FIG. 3.

Model for sortase-mediated polymerization of heterodimeric pili. Pilin subunits are typical sortase substrates, containing an N-terminal signal peptide that promotes secretion through the Sec system, and a C-terminal cell wall sorting signal. The pilin-specific sortase (SrtC) cleaves the sorting signals of the Tip and Shaft proteins such as the BcpA and BcpB proteins of Bacillus cereus at the Thr of the LPXTG motif, generating an acyl–enzyme intermediate that is resolved by the free amino group of a conserved lysine residue (K) present in the YPKN pilin motif of an incoming pilin subunit.
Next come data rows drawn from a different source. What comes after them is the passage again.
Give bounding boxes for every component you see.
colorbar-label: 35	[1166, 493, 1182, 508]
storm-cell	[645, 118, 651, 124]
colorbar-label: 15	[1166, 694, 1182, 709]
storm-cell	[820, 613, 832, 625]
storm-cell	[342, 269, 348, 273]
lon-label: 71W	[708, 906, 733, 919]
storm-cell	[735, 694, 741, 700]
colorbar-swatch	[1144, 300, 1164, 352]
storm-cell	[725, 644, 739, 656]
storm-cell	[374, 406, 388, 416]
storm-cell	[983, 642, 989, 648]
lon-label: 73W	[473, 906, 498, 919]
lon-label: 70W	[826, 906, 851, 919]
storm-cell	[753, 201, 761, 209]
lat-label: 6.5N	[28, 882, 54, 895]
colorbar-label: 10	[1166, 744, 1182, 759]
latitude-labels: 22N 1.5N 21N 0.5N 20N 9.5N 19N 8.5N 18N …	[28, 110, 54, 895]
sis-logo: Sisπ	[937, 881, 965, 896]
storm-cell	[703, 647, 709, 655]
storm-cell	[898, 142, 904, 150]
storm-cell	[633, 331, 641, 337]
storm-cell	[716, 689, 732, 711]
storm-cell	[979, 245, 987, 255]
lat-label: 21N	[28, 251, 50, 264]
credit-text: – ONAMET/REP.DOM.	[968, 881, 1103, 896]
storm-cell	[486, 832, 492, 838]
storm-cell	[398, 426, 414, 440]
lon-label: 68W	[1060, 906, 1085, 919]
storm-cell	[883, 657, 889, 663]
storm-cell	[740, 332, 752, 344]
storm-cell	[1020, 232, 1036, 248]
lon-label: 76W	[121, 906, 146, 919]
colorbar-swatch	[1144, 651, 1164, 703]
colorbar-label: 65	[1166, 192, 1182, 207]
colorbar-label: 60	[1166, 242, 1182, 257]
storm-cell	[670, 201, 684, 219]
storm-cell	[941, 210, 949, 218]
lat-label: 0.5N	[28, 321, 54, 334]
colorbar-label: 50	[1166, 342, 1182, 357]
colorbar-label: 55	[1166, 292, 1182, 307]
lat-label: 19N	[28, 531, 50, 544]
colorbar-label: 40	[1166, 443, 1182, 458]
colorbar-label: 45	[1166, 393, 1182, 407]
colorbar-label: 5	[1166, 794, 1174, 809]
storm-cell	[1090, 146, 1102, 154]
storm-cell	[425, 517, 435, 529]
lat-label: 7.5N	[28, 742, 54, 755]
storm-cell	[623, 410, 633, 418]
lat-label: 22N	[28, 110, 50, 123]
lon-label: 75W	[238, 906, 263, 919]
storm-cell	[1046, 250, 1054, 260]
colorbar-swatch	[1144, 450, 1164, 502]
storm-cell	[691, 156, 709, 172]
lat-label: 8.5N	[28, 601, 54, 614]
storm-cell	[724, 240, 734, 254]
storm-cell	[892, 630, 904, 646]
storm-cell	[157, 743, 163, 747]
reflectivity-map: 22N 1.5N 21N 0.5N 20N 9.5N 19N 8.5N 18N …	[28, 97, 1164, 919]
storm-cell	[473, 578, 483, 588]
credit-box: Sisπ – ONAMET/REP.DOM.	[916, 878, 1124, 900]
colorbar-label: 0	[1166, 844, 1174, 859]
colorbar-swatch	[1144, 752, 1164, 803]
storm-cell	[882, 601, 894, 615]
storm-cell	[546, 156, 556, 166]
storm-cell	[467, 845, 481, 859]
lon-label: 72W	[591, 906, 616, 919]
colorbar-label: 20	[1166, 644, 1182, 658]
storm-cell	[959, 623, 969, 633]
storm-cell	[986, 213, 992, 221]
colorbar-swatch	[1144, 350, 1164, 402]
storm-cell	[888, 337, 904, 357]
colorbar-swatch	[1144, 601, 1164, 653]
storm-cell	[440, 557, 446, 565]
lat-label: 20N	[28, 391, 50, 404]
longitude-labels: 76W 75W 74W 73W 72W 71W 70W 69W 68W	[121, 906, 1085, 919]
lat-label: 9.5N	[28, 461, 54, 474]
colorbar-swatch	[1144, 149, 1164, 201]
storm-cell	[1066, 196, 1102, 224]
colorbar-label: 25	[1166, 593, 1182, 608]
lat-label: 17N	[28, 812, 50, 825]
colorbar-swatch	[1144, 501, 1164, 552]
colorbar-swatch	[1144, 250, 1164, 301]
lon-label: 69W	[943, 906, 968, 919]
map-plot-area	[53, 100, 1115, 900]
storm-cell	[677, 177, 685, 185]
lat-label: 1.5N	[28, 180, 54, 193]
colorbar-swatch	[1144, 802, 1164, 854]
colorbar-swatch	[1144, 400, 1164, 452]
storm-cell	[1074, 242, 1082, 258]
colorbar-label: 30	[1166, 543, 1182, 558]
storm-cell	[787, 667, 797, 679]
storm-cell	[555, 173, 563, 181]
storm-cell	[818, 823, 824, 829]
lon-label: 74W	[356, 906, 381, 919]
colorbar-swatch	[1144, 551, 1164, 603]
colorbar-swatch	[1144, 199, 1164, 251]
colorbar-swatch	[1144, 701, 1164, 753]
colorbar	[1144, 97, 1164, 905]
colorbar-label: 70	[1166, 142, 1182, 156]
Nucleophilic attack by the side chain of Lys in the YPKN motif results in intermolecular isopeptide bond between tip and shaft. The remainder of the filament assembles by a sequence of similar transpeptidation reactions. Nucleophilic attack of lipid II on the acyl intermediate formed by the housekeeping sortase (SrtA) and the polymerized pilus results in transfer to the cell wall envelope and terminates pilus assembly. Note: a similar mechanism occurs with heterotrimeric pili for example SpaCAB pili of Corynebacterium diphtheriae. SpaC is the pilus tip and SpA, the shaft protein. A third subunit SpaC serves to anchor the polymerized pilus to the cell wall in SrtA-dependent manner (adapted from [169]).